Reinforcement Learning from AI Feedback (RLAIF) has the advantages of shorter
annotation cycles and lower costs over Reinforcement Learning from Human
Feedback (RLHF), making it highly efficient during the rapid strategy iteration
periods of large language model (LLM) training. Using ChatGPT as a labeler to
provide feedback on open-domain prompts in RLAIF training, we observe an
increase in human evaluators' preference win ratio for model responses, but a
decrease in evaluators' satisfaction rate. Analysis suggests that the decrease
in satisfaction rate is mainly due to some responses becoming less helpful,
particularly in terms of correctness and truthfulness, highlighting practical
limitations of basic RLAIF. In this paper, we propose Hybrid Reinforcement
Learning from AI Feedback (HRLAIF). This method enhances the accuracy of AI
annotations for responses, making the model's helpfulness more robust in
training process. Additionally, it employs AI for Red Teaming, further
improving the model's harmlessness. Human evaluation results show that HRLAIF
inherits the ability of RLAIF to enhance human preference for outcomes at a low
cost while also improving the satisfaction rate of responses.
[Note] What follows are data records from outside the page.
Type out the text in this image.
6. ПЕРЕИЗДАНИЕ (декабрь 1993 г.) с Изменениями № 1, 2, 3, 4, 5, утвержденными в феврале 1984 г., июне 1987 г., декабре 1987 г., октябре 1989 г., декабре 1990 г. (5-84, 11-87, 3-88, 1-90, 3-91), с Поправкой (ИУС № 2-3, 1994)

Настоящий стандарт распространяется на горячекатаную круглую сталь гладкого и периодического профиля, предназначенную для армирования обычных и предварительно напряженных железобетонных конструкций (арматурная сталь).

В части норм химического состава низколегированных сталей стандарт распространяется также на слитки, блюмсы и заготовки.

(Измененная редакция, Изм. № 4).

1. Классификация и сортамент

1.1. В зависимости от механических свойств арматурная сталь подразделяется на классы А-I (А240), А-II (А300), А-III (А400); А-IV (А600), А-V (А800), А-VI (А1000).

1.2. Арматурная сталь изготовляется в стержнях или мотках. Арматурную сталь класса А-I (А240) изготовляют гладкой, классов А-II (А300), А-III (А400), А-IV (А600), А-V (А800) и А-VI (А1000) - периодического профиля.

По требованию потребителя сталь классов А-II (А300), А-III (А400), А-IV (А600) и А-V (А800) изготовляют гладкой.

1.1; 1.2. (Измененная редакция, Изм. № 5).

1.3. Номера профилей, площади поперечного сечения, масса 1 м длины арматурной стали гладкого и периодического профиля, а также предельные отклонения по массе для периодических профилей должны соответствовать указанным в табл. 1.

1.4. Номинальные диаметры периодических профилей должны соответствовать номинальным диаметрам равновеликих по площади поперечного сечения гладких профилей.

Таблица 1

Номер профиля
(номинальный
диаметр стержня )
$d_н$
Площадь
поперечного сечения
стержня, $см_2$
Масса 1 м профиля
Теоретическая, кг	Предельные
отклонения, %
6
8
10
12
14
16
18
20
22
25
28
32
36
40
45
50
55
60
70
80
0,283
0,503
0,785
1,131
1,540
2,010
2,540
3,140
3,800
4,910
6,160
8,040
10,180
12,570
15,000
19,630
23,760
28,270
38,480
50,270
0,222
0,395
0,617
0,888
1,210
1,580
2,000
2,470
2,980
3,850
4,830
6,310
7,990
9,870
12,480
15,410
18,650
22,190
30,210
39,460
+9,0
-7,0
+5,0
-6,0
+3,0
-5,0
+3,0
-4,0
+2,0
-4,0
Compared to the
policy model before Reinforcement Learning (RL), it achieves an increase of
2.08\% in satisfaction rate, effectively addressing the issue of a decrease of
4.58\% in satisfaction rate after basic RLAIF.

通过使用 AI 反馈进行增强学习（RLAIF）在大型语言模型（LLM）训练的快速策略迭代阶段比通过人类反馈进行增强学习（RLHF）具有更短的注释周期和更低的成本，使其效率更高。本文提出了混合增强学习来自 AI 反馈（HRLAIF）方法，通过增强 AI 注释的准确性，使模型在训练过程中的帮助更可靠，并且通过 AI 进行红队行动，进一步提高模型的无害性。与 RL 之前的策略模型相比，HRLAIF 方法在满意率上实现了 2.08% 的增加，有效解决了基本 RLAIF 后满意率下降 4.58% 的问题。